La cifra es muy superior a la del censo de 2012 (11,58%) y cercana a la del sondeo Bicentenario (ver)realizado por la Universidad Católica (PUC) y Adimark en 2014 (22%). El último sondeo Bicentenario, correspondiente a 2015, no entrega datos sobre el tema.  

Los sociólogos Eduardo Valenzuela, Matías Bargsted y Nicolás Somma, del Centro de Políticas Públicas UC, muestran en su investigación “En qué creen los chilenos? Naturaleza y alcance del cambio religioso en Chile” (ver)cómo el proceso de secularización en Chile avanzó muy poco, en comparación con los países desarrollados, entre 1960 y 1990.  Sin embargo, en el período 1992-2002 la variación intercensal de los que no declaran ninguna religión se eleva súbitamente -pasando de un 5,8 % a un 8,5%- y el fenómeno sigue expandiéndose si consideramos las cifras del censo de 2012 (11,58%). 

Según Matías Bargsted,  los estudios indican que el grueso de este grupo es gente que por diferentes motivos deja de identificarse con una religión, en su mayoría ex católicos.
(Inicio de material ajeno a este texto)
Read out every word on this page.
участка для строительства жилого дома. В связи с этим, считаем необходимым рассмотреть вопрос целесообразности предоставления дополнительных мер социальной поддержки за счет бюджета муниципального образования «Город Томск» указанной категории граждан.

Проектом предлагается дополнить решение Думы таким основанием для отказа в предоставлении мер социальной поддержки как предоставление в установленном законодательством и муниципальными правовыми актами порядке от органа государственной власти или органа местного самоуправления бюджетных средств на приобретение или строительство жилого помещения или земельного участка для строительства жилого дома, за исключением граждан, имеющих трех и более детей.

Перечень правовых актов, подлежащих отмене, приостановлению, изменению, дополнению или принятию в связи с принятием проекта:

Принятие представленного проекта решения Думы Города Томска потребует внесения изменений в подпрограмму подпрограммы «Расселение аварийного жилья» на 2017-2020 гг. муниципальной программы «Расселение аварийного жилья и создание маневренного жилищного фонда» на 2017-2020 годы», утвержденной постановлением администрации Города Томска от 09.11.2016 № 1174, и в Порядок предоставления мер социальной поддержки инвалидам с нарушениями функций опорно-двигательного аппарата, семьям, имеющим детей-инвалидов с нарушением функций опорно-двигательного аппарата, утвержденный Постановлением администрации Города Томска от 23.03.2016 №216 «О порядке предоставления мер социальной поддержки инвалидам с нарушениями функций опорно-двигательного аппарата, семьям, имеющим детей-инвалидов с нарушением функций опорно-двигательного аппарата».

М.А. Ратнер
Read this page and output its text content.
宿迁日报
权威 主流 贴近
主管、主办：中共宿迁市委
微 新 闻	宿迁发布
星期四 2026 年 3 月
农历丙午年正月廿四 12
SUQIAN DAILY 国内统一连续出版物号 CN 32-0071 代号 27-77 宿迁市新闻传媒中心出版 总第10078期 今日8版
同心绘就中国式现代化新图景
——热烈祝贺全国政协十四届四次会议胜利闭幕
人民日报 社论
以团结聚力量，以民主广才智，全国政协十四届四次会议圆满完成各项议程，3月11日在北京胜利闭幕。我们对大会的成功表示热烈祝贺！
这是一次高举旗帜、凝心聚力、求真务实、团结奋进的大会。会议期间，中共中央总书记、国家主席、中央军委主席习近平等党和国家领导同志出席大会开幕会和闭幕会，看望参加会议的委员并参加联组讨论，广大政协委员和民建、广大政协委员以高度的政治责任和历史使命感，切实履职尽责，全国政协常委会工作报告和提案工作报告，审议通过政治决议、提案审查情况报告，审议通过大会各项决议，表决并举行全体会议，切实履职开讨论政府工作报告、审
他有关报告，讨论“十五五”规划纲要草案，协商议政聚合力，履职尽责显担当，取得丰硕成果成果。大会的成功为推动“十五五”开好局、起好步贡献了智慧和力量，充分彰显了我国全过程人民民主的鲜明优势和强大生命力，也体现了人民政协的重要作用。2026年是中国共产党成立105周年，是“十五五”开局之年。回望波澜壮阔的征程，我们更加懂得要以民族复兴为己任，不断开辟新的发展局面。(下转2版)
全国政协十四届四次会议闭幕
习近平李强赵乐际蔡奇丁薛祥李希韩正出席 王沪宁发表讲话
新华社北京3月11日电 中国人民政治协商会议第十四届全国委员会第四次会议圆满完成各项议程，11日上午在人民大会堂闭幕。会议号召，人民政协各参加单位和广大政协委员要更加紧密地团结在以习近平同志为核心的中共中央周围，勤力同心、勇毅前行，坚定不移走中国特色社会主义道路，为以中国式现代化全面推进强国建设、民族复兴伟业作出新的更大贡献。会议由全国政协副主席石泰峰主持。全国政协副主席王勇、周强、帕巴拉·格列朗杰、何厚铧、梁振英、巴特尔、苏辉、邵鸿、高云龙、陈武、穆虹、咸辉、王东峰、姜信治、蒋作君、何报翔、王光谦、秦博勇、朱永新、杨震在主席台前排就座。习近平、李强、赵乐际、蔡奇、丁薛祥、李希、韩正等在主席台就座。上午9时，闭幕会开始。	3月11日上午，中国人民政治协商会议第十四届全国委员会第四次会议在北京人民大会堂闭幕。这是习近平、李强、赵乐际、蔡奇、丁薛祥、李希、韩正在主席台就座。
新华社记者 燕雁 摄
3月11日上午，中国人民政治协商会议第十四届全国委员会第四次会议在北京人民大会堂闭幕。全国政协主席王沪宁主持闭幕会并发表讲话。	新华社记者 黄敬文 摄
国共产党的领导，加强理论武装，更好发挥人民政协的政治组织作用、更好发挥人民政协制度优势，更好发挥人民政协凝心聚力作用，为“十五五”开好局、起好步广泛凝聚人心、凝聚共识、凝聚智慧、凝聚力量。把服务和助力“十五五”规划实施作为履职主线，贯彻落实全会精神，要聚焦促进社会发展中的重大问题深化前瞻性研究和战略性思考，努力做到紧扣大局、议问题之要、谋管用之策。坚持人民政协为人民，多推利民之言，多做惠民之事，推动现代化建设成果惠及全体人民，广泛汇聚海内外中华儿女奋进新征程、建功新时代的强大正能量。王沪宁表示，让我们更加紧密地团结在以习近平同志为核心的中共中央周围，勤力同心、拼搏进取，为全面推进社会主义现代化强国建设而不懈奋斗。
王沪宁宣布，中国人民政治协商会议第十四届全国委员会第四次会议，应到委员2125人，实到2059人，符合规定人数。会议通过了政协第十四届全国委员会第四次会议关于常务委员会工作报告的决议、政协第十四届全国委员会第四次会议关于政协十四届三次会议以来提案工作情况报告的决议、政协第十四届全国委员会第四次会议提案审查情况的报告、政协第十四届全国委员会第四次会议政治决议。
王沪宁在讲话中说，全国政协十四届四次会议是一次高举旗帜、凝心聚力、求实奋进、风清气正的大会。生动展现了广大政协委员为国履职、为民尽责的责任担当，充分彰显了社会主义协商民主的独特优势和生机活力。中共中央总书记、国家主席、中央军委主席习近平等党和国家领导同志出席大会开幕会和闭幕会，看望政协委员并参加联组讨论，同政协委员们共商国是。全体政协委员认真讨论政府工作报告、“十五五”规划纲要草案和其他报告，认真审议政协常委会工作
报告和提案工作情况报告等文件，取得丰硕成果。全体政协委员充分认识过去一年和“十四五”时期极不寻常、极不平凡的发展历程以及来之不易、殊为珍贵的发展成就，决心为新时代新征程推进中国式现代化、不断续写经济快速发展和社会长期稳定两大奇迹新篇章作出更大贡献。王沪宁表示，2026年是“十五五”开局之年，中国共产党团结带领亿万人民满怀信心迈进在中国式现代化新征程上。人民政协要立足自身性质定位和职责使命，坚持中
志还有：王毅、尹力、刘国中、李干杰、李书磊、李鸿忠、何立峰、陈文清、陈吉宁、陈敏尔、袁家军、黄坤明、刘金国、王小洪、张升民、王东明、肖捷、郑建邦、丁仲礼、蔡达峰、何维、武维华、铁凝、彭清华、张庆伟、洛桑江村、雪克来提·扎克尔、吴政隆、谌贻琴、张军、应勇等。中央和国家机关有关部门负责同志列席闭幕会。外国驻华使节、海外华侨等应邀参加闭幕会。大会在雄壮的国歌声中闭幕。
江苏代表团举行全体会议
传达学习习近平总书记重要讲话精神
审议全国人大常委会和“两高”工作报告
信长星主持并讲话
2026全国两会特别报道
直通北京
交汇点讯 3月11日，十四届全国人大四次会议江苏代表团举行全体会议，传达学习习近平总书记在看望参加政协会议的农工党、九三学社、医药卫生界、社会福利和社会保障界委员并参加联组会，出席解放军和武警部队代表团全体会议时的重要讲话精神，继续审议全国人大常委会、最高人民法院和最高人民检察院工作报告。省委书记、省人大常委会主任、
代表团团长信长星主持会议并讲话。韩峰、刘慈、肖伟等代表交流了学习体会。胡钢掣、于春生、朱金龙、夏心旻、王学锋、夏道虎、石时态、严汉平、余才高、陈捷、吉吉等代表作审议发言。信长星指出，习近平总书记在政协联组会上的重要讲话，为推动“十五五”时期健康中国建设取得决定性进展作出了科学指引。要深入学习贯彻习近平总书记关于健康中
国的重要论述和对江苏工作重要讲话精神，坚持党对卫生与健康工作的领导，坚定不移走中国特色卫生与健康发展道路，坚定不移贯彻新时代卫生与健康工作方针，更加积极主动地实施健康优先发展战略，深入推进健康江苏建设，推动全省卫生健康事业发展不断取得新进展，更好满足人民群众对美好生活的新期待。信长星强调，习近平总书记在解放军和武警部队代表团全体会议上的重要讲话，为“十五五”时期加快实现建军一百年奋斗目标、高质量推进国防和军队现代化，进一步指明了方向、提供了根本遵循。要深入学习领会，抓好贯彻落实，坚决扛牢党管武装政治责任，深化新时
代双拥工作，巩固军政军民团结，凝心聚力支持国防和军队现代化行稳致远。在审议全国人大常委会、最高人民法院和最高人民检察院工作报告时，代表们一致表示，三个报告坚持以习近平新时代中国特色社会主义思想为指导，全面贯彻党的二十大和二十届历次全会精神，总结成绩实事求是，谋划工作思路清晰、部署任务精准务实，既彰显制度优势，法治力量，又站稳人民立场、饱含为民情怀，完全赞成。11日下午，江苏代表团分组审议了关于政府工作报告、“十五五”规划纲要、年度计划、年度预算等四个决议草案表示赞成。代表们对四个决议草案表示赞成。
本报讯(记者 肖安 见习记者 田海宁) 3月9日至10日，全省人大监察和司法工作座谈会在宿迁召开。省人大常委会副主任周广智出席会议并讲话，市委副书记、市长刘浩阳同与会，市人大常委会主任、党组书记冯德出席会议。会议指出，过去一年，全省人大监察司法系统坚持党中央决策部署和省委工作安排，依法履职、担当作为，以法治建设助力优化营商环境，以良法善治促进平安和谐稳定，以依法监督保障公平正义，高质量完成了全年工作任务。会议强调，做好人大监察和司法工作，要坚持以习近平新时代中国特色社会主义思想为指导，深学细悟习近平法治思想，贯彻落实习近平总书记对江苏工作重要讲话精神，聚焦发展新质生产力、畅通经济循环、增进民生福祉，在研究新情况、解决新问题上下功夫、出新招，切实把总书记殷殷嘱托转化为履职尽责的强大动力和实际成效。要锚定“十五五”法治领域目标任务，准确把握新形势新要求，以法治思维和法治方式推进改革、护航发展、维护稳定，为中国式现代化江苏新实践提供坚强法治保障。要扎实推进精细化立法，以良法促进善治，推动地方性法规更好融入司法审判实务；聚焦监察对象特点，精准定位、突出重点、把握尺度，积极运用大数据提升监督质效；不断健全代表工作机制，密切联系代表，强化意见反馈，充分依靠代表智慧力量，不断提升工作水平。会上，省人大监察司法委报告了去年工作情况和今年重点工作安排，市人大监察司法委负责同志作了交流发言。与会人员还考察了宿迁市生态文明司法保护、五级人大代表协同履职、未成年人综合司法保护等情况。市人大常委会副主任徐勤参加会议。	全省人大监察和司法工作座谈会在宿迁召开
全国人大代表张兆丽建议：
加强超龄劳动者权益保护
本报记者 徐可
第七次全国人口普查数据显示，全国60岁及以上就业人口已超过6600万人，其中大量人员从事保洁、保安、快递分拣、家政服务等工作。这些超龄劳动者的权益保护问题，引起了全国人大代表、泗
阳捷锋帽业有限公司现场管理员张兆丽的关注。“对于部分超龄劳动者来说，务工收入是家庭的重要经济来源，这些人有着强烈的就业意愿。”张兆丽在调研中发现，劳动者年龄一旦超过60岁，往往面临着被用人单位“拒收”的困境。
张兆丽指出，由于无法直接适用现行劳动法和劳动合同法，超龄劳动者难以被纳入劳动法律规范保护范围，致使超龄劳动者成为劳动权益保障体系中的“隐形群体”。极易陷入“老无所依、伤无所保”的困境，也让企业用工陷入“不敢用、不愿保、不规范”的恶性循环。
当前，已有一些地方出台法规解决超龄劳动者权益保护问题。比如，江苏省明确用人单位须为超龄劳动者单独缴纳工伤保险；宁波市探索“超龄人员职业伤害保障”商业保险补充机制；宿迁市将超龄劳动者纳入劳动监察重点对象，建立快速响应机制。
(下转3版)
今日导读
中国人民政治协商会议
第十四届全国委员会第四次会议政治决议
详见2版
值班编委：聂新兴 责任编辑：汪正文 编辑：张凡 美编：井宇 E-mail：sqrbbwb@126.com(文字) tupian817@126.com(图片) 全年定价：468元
Más allá de prácticas formales como asistir a misa, fueron educados con ciertos conceptos básicos asociados al sistema de creencias católico como la creencia en Jesucristo y en el poder del rezo. Este grupo, advierte, “mantiene prácticas más privadas, creen en dios o en alguna fuerza superior y probablemente rezan, pero no declaran pertenecer a alguna religión, en parte, por una sensación de desafección con las autoridades religiosas a la luz de los últimos escándalos destapados”.

El ateísmo, por lo tanto, correspondería aún a un fenómeno muy reducido, presente en estratos socioeconómicos más altos, en los que se desarrollan posiciones filosóficas más elaboradas y meditadas, influidas por la filosofía. De hecho, en el sondeo Bicentenario 2014, del 22% que declara no profesar ninguna religión, solo un 2% se declara ateo. 

Bargsted agrega un último factor, que se mezcla con la desconfianza hacia las autoridades religiosas, que explica el aumento en el no reconocimiento de ninguna religión: la modernización económica. “Hay autores como Ronald Inglehart o Pippa Norris que, desde la teoría de la modernización sostienen que a medida que las sociedades experimentan un crecimiento económico sostenido, las generaciones más jóvenes nacen y se socializan en un contexto de mayor seguridad existencial, y eso repercute en forma negativa sobre la creencia religiosa en la medida en que se menoscaba un poco el terreno social más fértil para éstas”, concluye.